Desde terça-feira (14/03), as principais cidades potiguares enfrentam uma onda de ataques coordenados – com o aviso prévio ao Governo Fátima desde segunda (13). Ataques. Tiros. Incêndios. Toque de recolher. Transporte público retirado das ruas. Instaurando um verdadeiro caos que paralisou as universidades e fechou os comércios. Parou a capital. Nenhuma movimentação do Estado foi capaz de inibir tais articulações com antecedência, mesmo com apoio do Governo Federal. Isso se dá porque a solução é a mesma para todos os problemas no estado: mais polícia! Foi assim com os problemas de segurança pública no Beco da Lama também. Dessa vez, mais de 100 agentes da força nacional foram acionados, trazendo viaturas e armamentos. Dizem para a população que os acontecimentos são uma resposta direta ao enfrentamento da atual gestão à criminalidade e ao crime organizado… Mas que enfrentamento é esse cuja única tática é seguir empoderando o braço armado do estado, que segue aterrorizando jovens negros e periféricos, como acontece no Bairro das Rocas? 

Estamos passando por um momento muito mais complexo que isso. Segundo o Conselho Nacional de Justiça (CNJ), no final do ano passado, o Brasil alcançou a marca de quase 1 milhão de pessoas em privação de liberdade para pouco mais de 500 mil vagas disponíveis, causando superlotação nos presídios. Desse total, 44,5% são provisórios, ou seja, ainda não foram condenados, nos colocando como a terceira maior população carcerária do mundo.
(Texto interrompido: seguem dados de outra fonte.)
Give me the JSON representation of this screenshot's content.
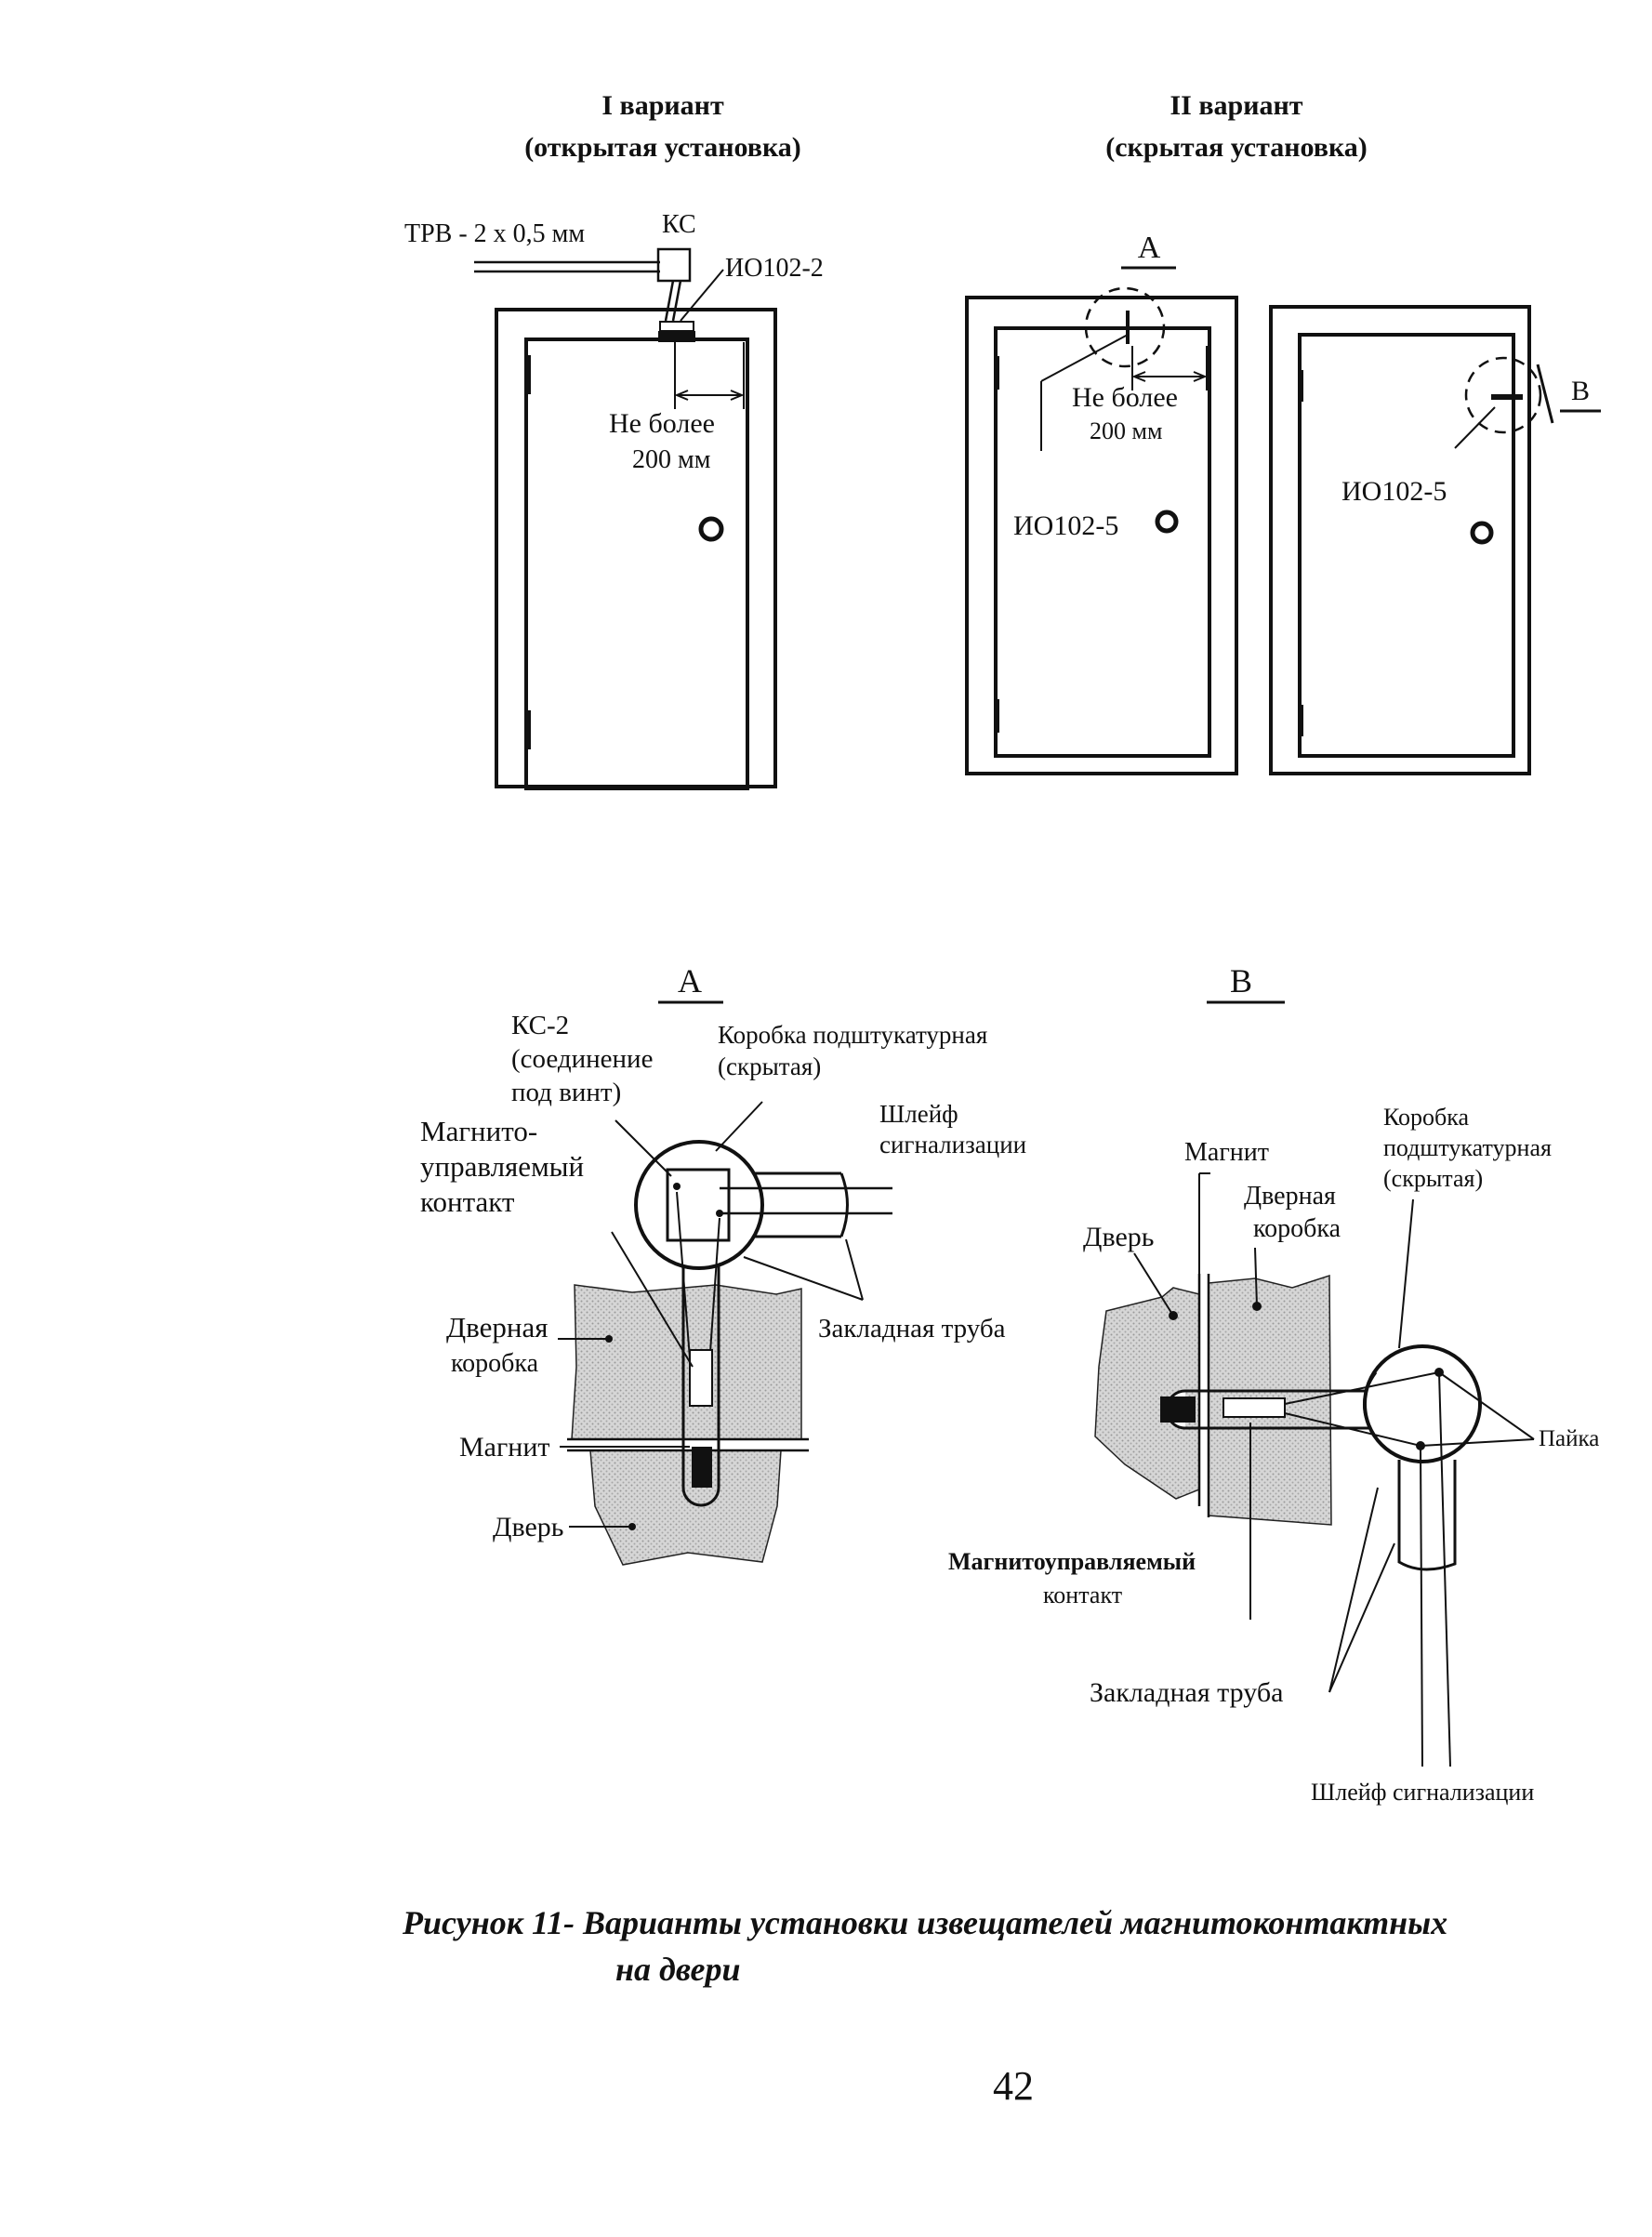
{
  "variant1": {
    "heading": "I вариант",
    "subheading": "(открытая установка)",
    "wire_label": "ТРВ - 2 х 0,5 мм",
    "connector_label": "КС",
    "sensor_label": "ИО102-2",
    "distance_line1": "Не более",
    "distance_line2": "200 мм"
  },
  "variant2": {
    "heading": "II вариант",
    "subheading": "(скрытая установка)",
    "callout_a": "А",
    "callout_b": "В",
    "distance_line1": "Не более",
    "distance_line2": "200 мм",
    "sensor_label_left": "ИО102-5",
    "sensor_label_right": "ИО102-5"
  },
  "detail_a": {
    "title": "А",
    "ks2_line1": "КС-2",
    "ks2_line2": "(соединение",
    "ks2_line3": "под винт)",
    "box_line1": "Коробка подштукатурная",
    "box_line2": "(скрытая)",
    "loop_line1": "Шлейф",
    "loop_line2": "сигнализации",
    "contact_line1": "Магнито-",
    "contact_line2": "управляемый",
    "contact_line3": "контакт",
    "frame_line1": "Дверная",
    "frame_line2": "коробка",
    "pipe": "Закладная труба",
    "magnet": "Магнит",
    "door": "Дверь"
  },
  "detail_b": {
    "title": "В",
    "magnet": "Магнит",
    "frame_line1": "Дверная",
    "frame_line2": "коробка",
    "box_line1": "Коробка",
    "box_line2": "подштукатурная",
    "box_line3": "(скрытая)",
    "door": "Дверь",
    "solder": "Пайка",
    "contact_line1": "Магнитоуправляемый",
    "contact_line2": "контакт",
    "pipe": "Закладная труба",
    "loop": "Шлейф сигнализации"
  },
  "caption": {
    "line1": "Рисунок 11- Варианты установки извещателей магнитоконтактных",
    "line2": "на двери"
  },
  "page_number": "42",
  "colors": {
    "ink": "#111111",
    "hatch": "#b9b9b9",
    "paper": "#ffffff"
  }
}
Na quarta-feira (15/03), o portal de notícias G1 solta a manchete: “Órgão federal aponta tortura, comida estragada e contaminaçao proposital como tuberculose em presídios do RN”, denunciando uma situação que, infelizmente, tem muitos precedentes no país. Tortura legalizada e violação total dos direitos humanos dos presos. No mesmo dia, a esposa de um detento do Complexo Penal de Alcaçuz confidencia ao Saiba Mais “as ações criminosas tem como motivação uma série de violações aos direitos humanos dentro das unidades prisionais”, percepção compartilhada por Juliana Melo, antropóloga, professora da UFRN e pesquisadora do sistema prisional e da área de segurança pública. “Dizer que isso é apenas uma retaliação (pelo enfrentamento ao crime organizado), é invisibilizar um problema maior!”, disse ela à BBC News. 

Não faremos coro com o Governo do Estado do Rio Grande do Norte e suas soluções simplistas para problemas complexos. Há anos essa situação insustentável vem acontecendo nos presídios potiguares sob o descaso da atual gestão que, como já dito anteriormente, compreende segurança pública apenas como sinônimo de mais polícia. Essa lógica prejudica não somente os detentos e suas famílias, mas toda a população. A juventude negra é perseguida e assassinada nas periferias. Não temos acesso à saúde, não temos acesso à transporte verdadeiramente público, não temos acesso à cidade, com lazer e cultura. São problemas que se conectam e enraizam-se radicalmente na estrutura do sistema capitalista, que devem ser encarados com seriedade e combatidos coletivamente. Cabe também destacar o protesto pacífico que as famílias dos presos fizeram em frente ao Centro Administrativo do Governo do Estado pedindo liberação das visitas e alimentação digna aos apenados, que foi reprimido fortemente e terminou com duas mulheres presas aos puxões de cabelo. 

Demarco aqui o nosso repúdio aos episódios de violência que tem assolado o RN e solidariedade à população, que hoje tem medo de sair na rua. Mas para isso não há como fechar os olhos para as questões centrais que o Governo Fátima segue ignorando em nosso estado, que dizem respeito à todo o povo potiguar. Sendo uma jovem negra que constrói uma organização socialista, finalizo esse texto com um misto de revolta generalizada e disposição para contribuir ao debate propositivo à resolução definitiva da problemática em comento, bem como disse em nota o Diretório Estadual do PSOL/RN. 

Chega de tortura nos presídios!

Chega de violência policial nas periferias! 

Dignidade não é privilégio! 

Por uma política de segurança pública que nos represente!